L’heure est froide. Les confins du ciel sont encore pâles. Si les oiseaux se réveillent, c’est à petit bruit. Le fleuve ne fait aucun murmure. Tout au plus, peut-on entendre, très loin sur la plaine, le son d’une trompe de berger, et, peut-être, dans le secret de l’onde, on ne sait où, un accord de harpe insensible… Mais un gros rat sort de chez lui et plonge. Cela est le premier événement du jour et, bientôt après, le soleil se lève.
Maintenant, il vient du monde sur le chemin de halage. Des enfants sortent du chaland qui semblait dormir depuis la veille. On jette des baquets d’eau pour nettoyer le pont. Je crois même qu’on chante. Il faut commencer à vivre ; on s’évertue, et des moineaux mènent grand train de cris dans un buisson, récriminent, s’injurient, piaillent et s’échappent de toutes parts.

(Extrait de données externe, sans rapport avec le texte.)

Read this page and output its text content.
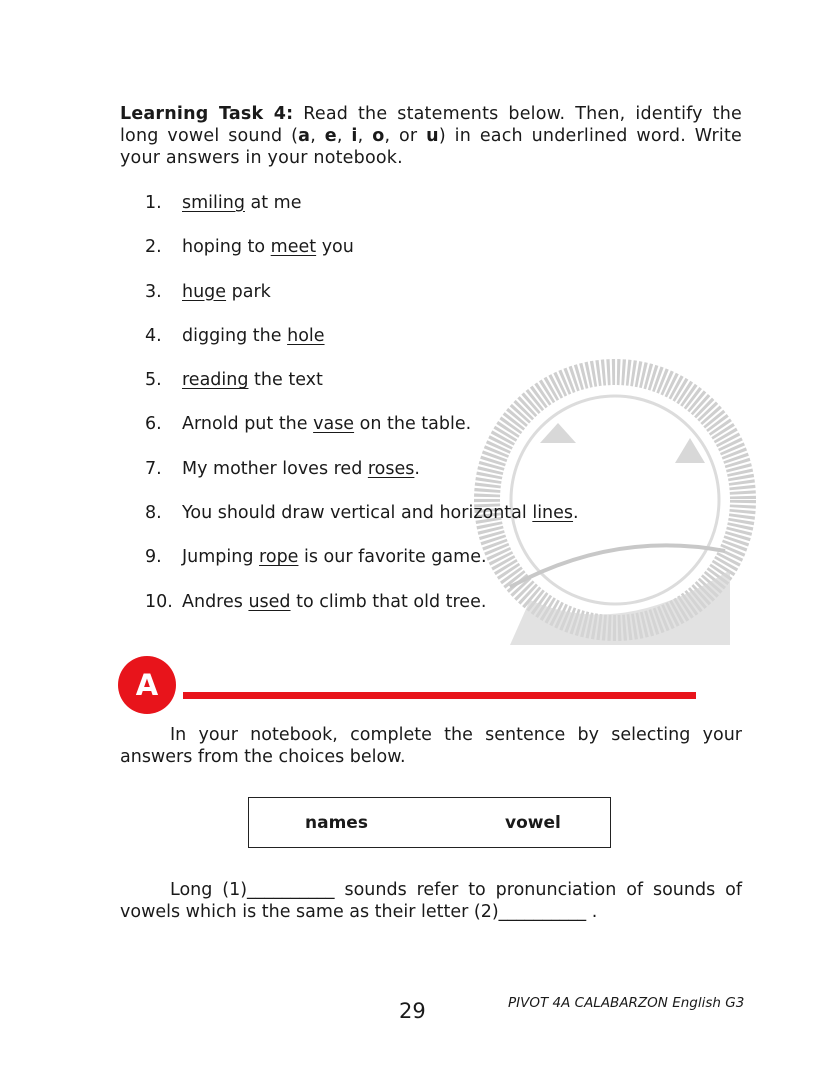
Learning Task 4: Read the statements below. Then, identify the long vowel sound (a, e, i, o, or u) in each underlined word. Write your answers in your notebook.
1. smiling at me
2. hoping to meet you
3. huge park
4. digging the hole
5. reading the text
6. Arnold put the vase on the table.
7. My mother loves red roses.
8. You should draw vertical and horizontal lines.
9. Jumping rope is our favorite game.
10. Andres used to climb that old tree.
A
In your notebook, complete the sentence by selecting your answers from the choices below.
names	vowel
Long (1)__________ sounds refer to pronunciation of sounds of vowels which is the same as their letter (2)__________ .
29	PIVOT 4A CALABARZON English G3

Une importante émotion se propage. Chacun la ressent. Regardez ! Ça se voit à peine, là-bas… tout là-bas, mais dans quelques minutes les rives en seront convulsées. Un vapeur remonte le courant. Il pousse l’eau comme s’il lui voulait du mal, et, déjà, de longues vagues zèbrent le bord. Le fleuve lutte, résiste, se gonfle de colère, mais, finalement, est toujours vaincu.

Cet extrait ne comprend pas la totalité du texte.